The fact that Checkout.com is exclusively online while point-of-sales accounted for 12% of Adyen’s processed volume pre-pandemic** would have contributed to this difference.
Coming second also helps. Pousaz can simply point to Adyen’s knock-out IPO and subsequent growth to show that online payments are a huge opportunity.
No doubt investors will have dwelled on the colossal and growing total addressable market for payments. According to consultancy McKinsey, the total global payments revenue was just under $2tr in 2019.
Betting on the future
Investment in Checkout.com is a bet on the future.
Or, as Parekh put it: “People are valuing things not just purely based on what the current revenue performance of the company is, but also partially what it can become.” The metric indicating what a company can become is its growth rate. So sustaining fast growth is the key pillar sustaining the valuation.
However, there are several threats to growth. Adyen and Stripe are well established direct competitors. While Parekh states that Checkout.com might have grown around those competitors in early days (e.g. in the Middle East), they are increasingly going head-to-head. Checkout.com is aggressively expanding into Stripe territory, announcing office openings in Denver and New York.
Yet future growth will primarily come from existing customers. Since Adyen’s IPO, consistently over 80% of its growth has come from merchants already on the platform ***.

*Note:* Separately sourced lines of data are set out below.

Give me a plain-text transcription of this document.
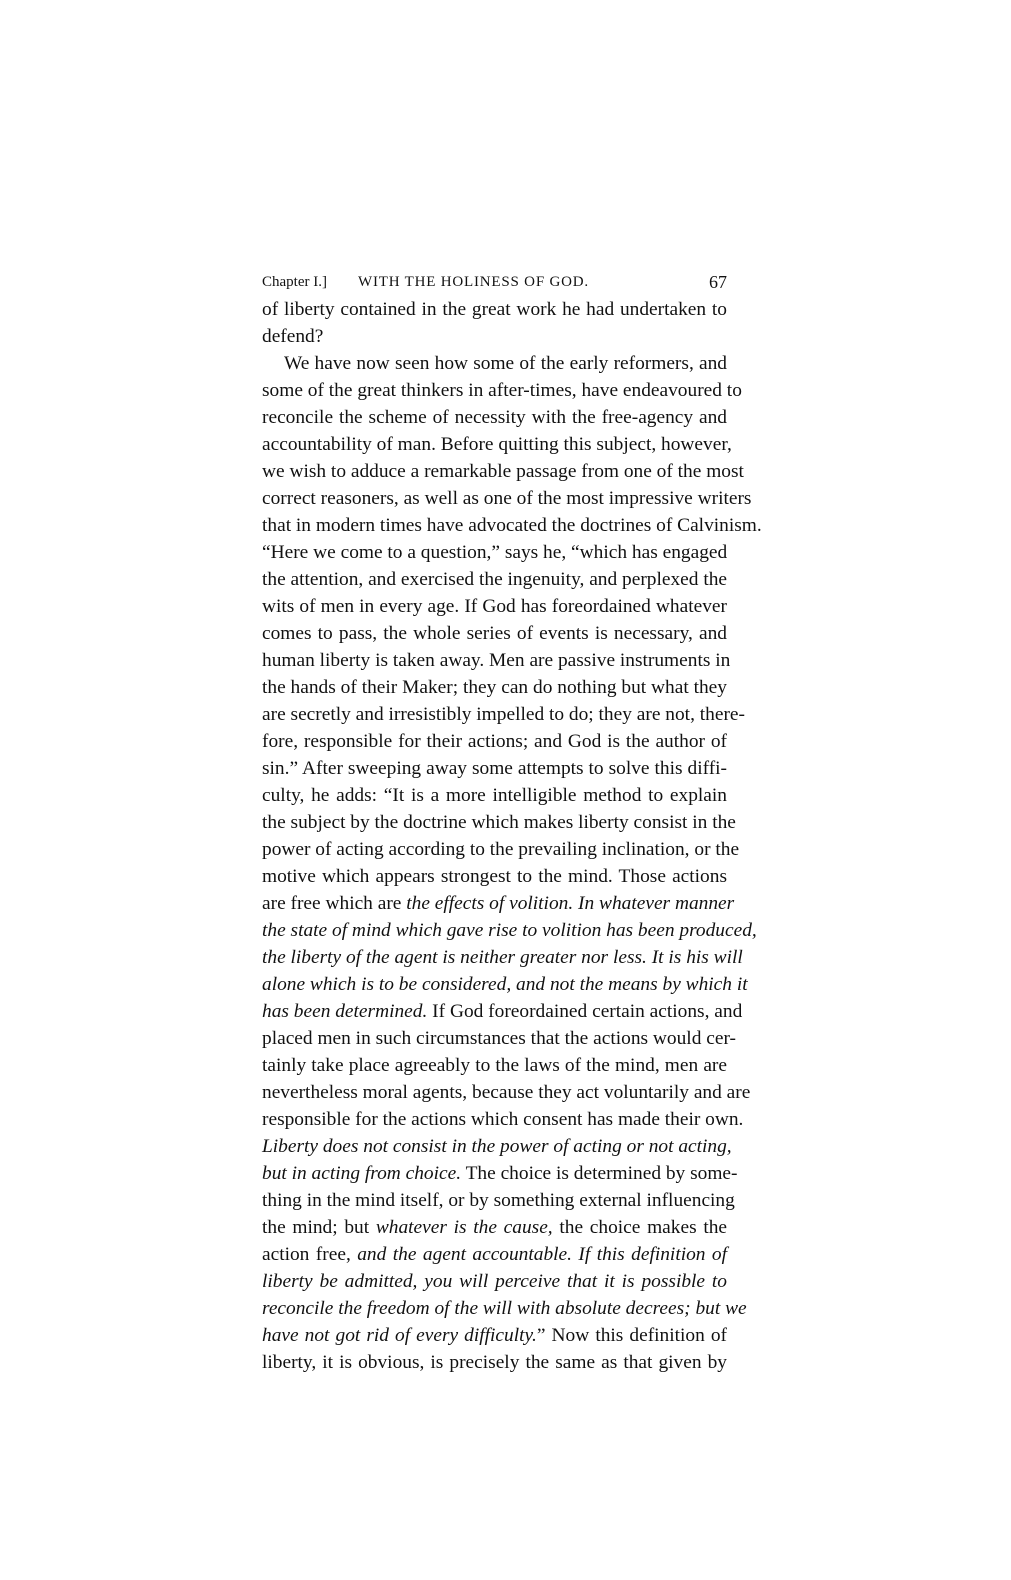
Chapter I.] WITH THE HOLINESS OF GOD.	67
of liberty contained in the great work he had undertaken to
defend?
We have now seen how some of the early reformers, and
some of the great thinkers in after-times, have endeavoured to
reconcile the scheme of necessity with the free-agency and
accountability of man. Before quitting this subject, however,
we wish to adduce a remarkable passage from one of the most
correct reasoners, as well as one of the most impressive writers
that in modern times have advocated the doctrines of Calvinism.
“Here we come to a question,” says he, “which has engaged
the attention, and exercised the ingenuity, and perplexed the
wits of men in every age. If God has foreordained whatever
comes to pass, the whole series of events is necessary, and
human liberty is taken away. Men are passive instruments in
the hands of their Maker; they can do nothing but what they
are secretly and irresistibly impelled to do; they are not, there-
fore, responsible for their actions; and God is the author of
sin.” After sweeping away some attempts to solve this diffi-
culty, he adds: “It is a more intelligible method to explain
the subject by the doctrine which makes liberty consist in the
power of acting according to the prevailing inclination, or the
motive which appears strongest to the mind. Those actions
are free which are the effects of volition. In whatever manner
the state of mind which gave rise to volition has been produced,
the liberty of the agent is neither greater nor less. It is his will
alone which is to be considered, and not the means by which it
has been determined. If God foreordained certain actions, and
placed men in such circumstances that the actions would cer-
tainly take place agreeably to the laws of the mind, men are
nevertheless moral agents, because they act voluntarily and are
responsible for the actions which consent has made their own.
Liberty does not consist in the power of acting or not acting,
but in acting from choice. The choice is determined by some-
thing in the mind itself, or by something external influencing
the mind; but whatever is the cause, the choice makes the
action free, and the agent accountable. If this definition of
liberty be admitted, you will perceive that it is possible to
reconcile the freedom of the will with absolute decrees; but we
have not got rid of every difficulty.” Now this definition of
liberty, it is obvious, is precisely the same as that given by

In addition to growth challenges, the total addressable market is a risky proxy for opportunity: a company’s resources to support growth are finite. Checkout.com doubled employees to 1,000 in 2020 and will continue growing, but the market it can realistically service is constrained by its resources and their successful deployment as well as competition. So above a certain size, the total market value should not have an impact on growth expectations.
Lastly, pandemic-level growth of online payments may not continue at the same pace as this year. The fatigue of living online is real and there is a chance that, when the pandemic finally eases, consumers breathe a collective sigh of relief and stream outside to enjoy their lives offline, prioritising shops, restaurants and live events over e-commerce from their living rooms.
In 2018, several commented Adyen’s IPO pop was reminiscent of the Dotcom bubble. So far, Adyen has proved naysayers wrong and quadrupled its valuation since the IPO pop. Checkout.com’s investors will hope for Checkout.com to deliver a similar performance in order to rapidly grow into its valuation.